Another homemade method is to use two disposable stems as the saw guide. As for the cutting blade you can also use a wolfram one, the one used for cutting ceramic tiles. Black with some diamond powder coating on the blade. Park tool uses it in its saws but you can get an indentical in a hardware store for couple of bucks.
I used a hose clamp and a very sharp hacksaw blade to do my steerer too. Works a treat as long as you're careful and double check all your measurements before taking the plunge!
General rule of thumb on carbon steerers: Cutting the steerer off below the stem's top surface is not recommended. Ideally you want one spacer ABOVE the stem to ensure the stem is clamping completely on the steerer tube.
thanks again, interesting vid and the subsequent discussion on cutting below the stem level as you did or keeping it above the stem to resist crushing / warranty issues. Have to say I'm confused now! A big issue for riders of older bikes like myself (Mendiz ally frame, 1" steerer, ally threaded headset & fork) is upgrading the fork - in my case due to a "coming together" with an e-scooter resulting in a bent ally fork. Would be great to see a vid on upgrading to carbon fork for example and moving to threadless headset. Perhaps it doesn't apply to you given your fine collection of bikes but perhaps you have a cheapskate mate (like me!) who wants it done???? I've no idea how many of us are out there riding older bikes but I'm sure I'm not the only one. Stay safe.
Nice video, just about to do this to mine. One thing, instead of lowering your stem, I reckon flipping it over would of had the same effect but looked better. Probably just me but I'm not keen on the look of a stem with a positive rise.
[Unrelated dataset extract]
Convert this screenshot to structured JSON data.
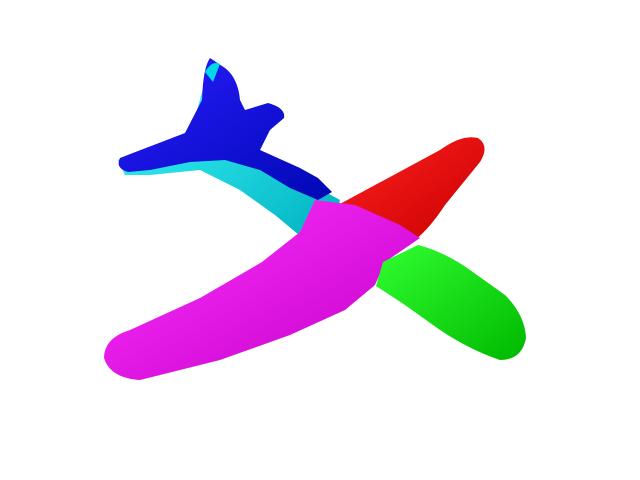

Dave Hughes wait stems are supposed to rise? I never thought that. Even with 17° 130mm stems, i always flipped them. Always thought"more aero" i often asked myself why bike shops assemble them reversed O.o
Hey, Oz! do you have any advice on cutting down a Canyon steerer tube? As you know they use the Acros headset so the compression comes from under the stem rather than the standard headset/topcap pulling the steerer up from above. My issue is that with the standard headset there is a decent tolerance of a mm or so but with there being no 'pull' from a top cap on a Canyon headset then any spacers above the stem would have to be perfectly flush with the top of the steerer or else the spacer could rattle if the steerer is too long or the top cap won't fit back into the steerer if it's cut too short. Would you recommend just adding a normal headset to negate the problem? Thanks in advance!
Im not all that familiar with the Acros preliad system but carbin spacers are available in 2,3,5 &10mm increments. Or perhaps try a soft plastic/rubber spacer that want rattle.
You can but carbon fiber will eventually blunt the cutter. Pipe cutters also leave a ragged end which will require quite a lot of filing to finish. Best to use a fine tooth hacksaw.
4:48 that is the wrong plug to use, you need a compression plug that fully engages the entire length of the attachment arm. That plug is basically compressing only the top and bottom and the middle is having a negative compressed force from the up and down forces with nothing to support it in the middle. I would use a plug that goes past 10 mm past the bottom bolts.
Dr. Oz, do you subscribe to the having a 5mm spacer on top vs no spacer? I know you just cut yours flush, so the question may be mute, but just curious because many bike manufacturers suggest a 5mm spacer at the top. Thanks...
Having steerer protrude above top of stem is to prevent crushing the cut end of the steerer. Ive never had a problem with flushing a steerer with stem but having 5mm above would be good practice...exept the pros, everything has to be slammed and aero 😂
@@stevenleffanue I just cut mine and using a 5mm spacer just in case there's ever a warranty issue; don't want to give the company a reason to brush me off. I suspect it would not be a problem, but the companies are covering their butts I'm sure. Yeah, the pros want it slammed, which is fine for them, they have sponsors that will replace stuff for them. Thanks for the reply.
There’s a reason why you loose guarantee if you’re cutting a tube like this with no overstay.We have seen many failures due to false stem/fork montage. Don’t risc your life just to have a cleaner look on your bike
@@stevenleffanue outside, i noticed some flaking after i set the stem for marking to set the cutting, i am worried thatbi might affect the integrity of the fork steerer
If the flaking is clear to light grey in colour its ok,it will be some outer epoxy but if the mark on the steerer is deep it would be wise to take the fork to a carbon repair specialist for advice.
You should never cut a steerer tube lower than where the top bolt of the stem clamps. You are offering terrible advice to people that may not know any better. you should take this video down before someone gets hurt.